Assume $(X_i,\mathcal{T}_i)$, $i \in I$ is a family of topological vector spaces and $X:=\prod\limits_{i\in I} X_i$ with the product topology $\mathcal{T}$. $I$ is infinite and for all $i\in I: X_i\neq \{0\}$.
I want to prove that there is no bounded neighbourhood of $0$ in $(X, \mathcal{T})$.
My idea so far was to prove this statement indirectly and assume there is a neighbourhood $U$ which is bounded, i.e. for all 0 neighbourhoods $V$ there is a scalar $\lambda$ such that $U\subset \lambda V$.
Further I know that $V = \prod\limits_{i\in I}U_i$ with $U_i=X_i$ for almost all $i \in I$. Hence there are $i_1,...,i_m \in I$ such that $V = \bigcap\limits_{j=1}^m \pi_{i_j}^{-1}(U_{i_j})$.
Can someone give me a hin how to proceed or lead me to the right direction?
You cannot assume that $V$ is of this form, because those open sets are only a basis for the product topology. $V$ is an union of open sets of this form.

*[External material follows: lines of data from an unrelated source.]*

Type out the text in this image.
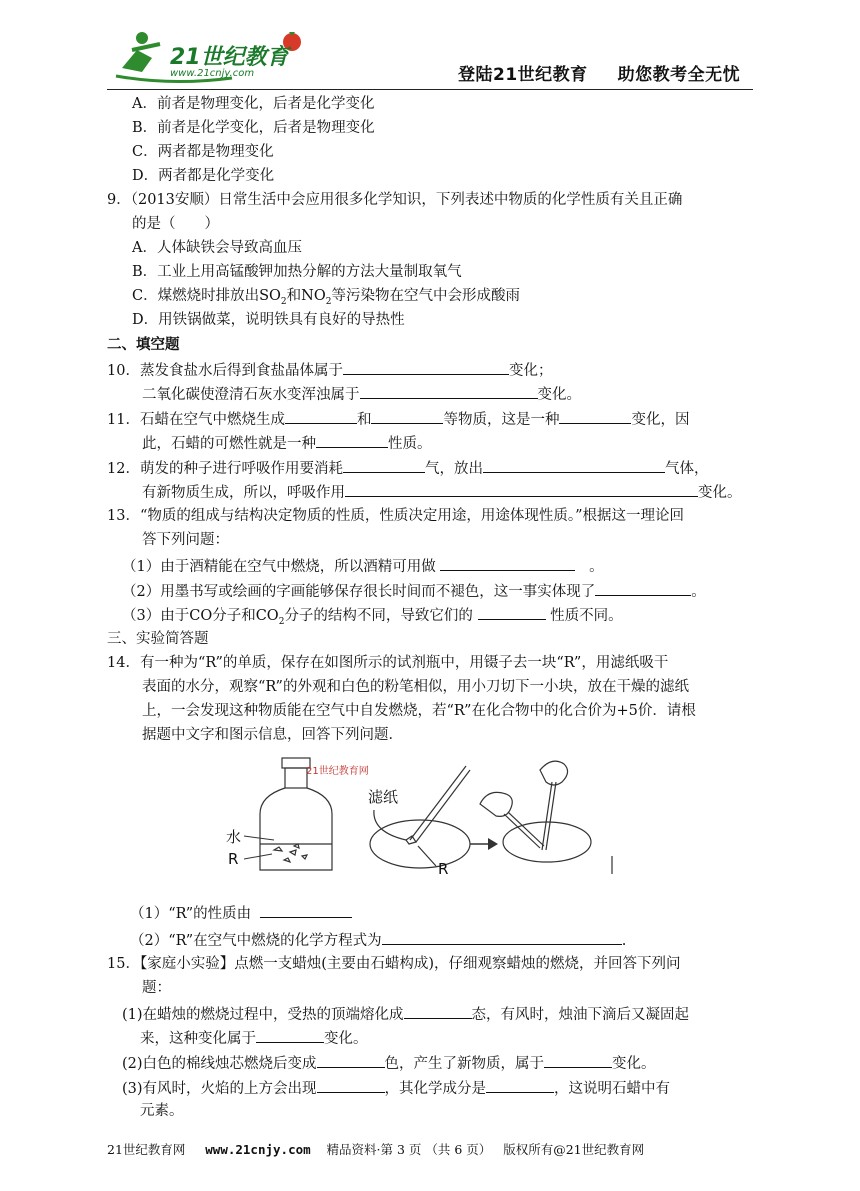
21世纪教育
www.21cnjy.com	登陆21世纪教育 助您教考全无忧
A．前者是物理变化，后者是化学变化
B．前者是化学变化，后者是物理变化
C．两者都是物理变化
D．两者都是化学变化
9．（2013安顺）日常生活中会应用很多化学知识，下列表述中物质的化学性质有关且正确
的是（　　）
A．人体缺铁会导致高血压
B．工业上用高锰酸钾加热分解的方法大量制取氧气
C．煤燃烧时排放出$SO_2$和$NO_2$等污染物在空气中会形成酸雨
D．用铁锅做菜，说明铁具有良好的导热性
二、填空题
10．蒸发食盐水后得到食盐晶体属于	变化；
二氧化碳使澄清石灰水变浑浊属于	变化。
11．石蜡在空气中燃烧生成	和	等物质，这是一种	变化，因
此，石蜡的可燃性就是一种	性质。
12．萌发的种子进行呼吸作用要消耗	气，放出	气体，
有新物质生成，所以，呼吸作用	变化。
13．“物质的组成与结构决定物质的性质，性质决定用途，用途体现性质。”根据这一理论回
答下列问题：
（1）由于酒精能在空气中燃烧，所以酒精可用做	。
（2）用墨书写或绘画的字画能够保存很长时间而不褪色，这一事实体现了	。
（3）由于CO分子和$CO_2$分子的结构不同，导致它们的	性质不同。
三、实验简答题
14．有一种为“R”的单质，保存在如图所示的试剂瓶中，用镊子去一块“R”，用滤纸吸干
表面的水分，观察“R”的外观和白色的粉笔相似，用小刀切下一小块，放在干燥的滤纸
上，一会发现这种物质能在空气中自发燃烧，若“R”在化合物中的化合价为+5价．请根
据题中文字和图示信息，回答下列问题．
21世纪教育网
水
R
滤纸
R
（1）“R”的性质由
（2）“R”在空气中燃烧的化学方程式为	.
15．【家庭小实验】点燃一支蜡烛(主要由石蜡构成)，仔细观察蜡烛的燃烧，并回答下列问
题：
(1)在蜡烛的燃烧过程中，受热的顶端熔化成	态，有风时，烛油下滴后又凝固起
来，这种变化属于	变化。
(2)白色的棉线烛芯燃烧后变成	色，产生了新物质，属于	变化。
(3)有风时，火焰的上方会出现	，其化学成分是	，这说明石蜡中有
元素。
21世纪教育网 www.21cnjy.com 精品资料·第 3 页 （共 6 页） 版权所有@21世纪教育网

Anyway I think this is no need to make a proof by contradiction : take $U$ a neighborhood of $0$ in the product, then it contains an open set of the basis $\prod_{i\in I}U_i$, which itself contains $0$, and with $U_i=X_i$ for all but a finite number of $i$. Then, there is some $i_0\in I$ such that $U_{i_0}=X_{i_0}$ because the collection is not finite. Now, take $B_0$ an open neighborhood of $0$ in $X_{i_0}$ which is different from $X_{i_0}$, this is possible because $X_{i_0}\neq 0$. Then, form $V=\prod_{i\in I}V_i$ where $V_i=X_i$ except for $i=i_0$, where we take $V_{i_0}=B_0$. Then, $V$ is an open neighborhood of $0$ in the product, and for $\lambda>0$ we have that $p_{i_0}(\lambda V)=\lambda B_0$, while $p_{i_0}(U)=X_{i_0}$, where $p_{i_0}$ is the projection on the $i_0$-th coordinate. So, this is not possible that $U\subset \lambda V$.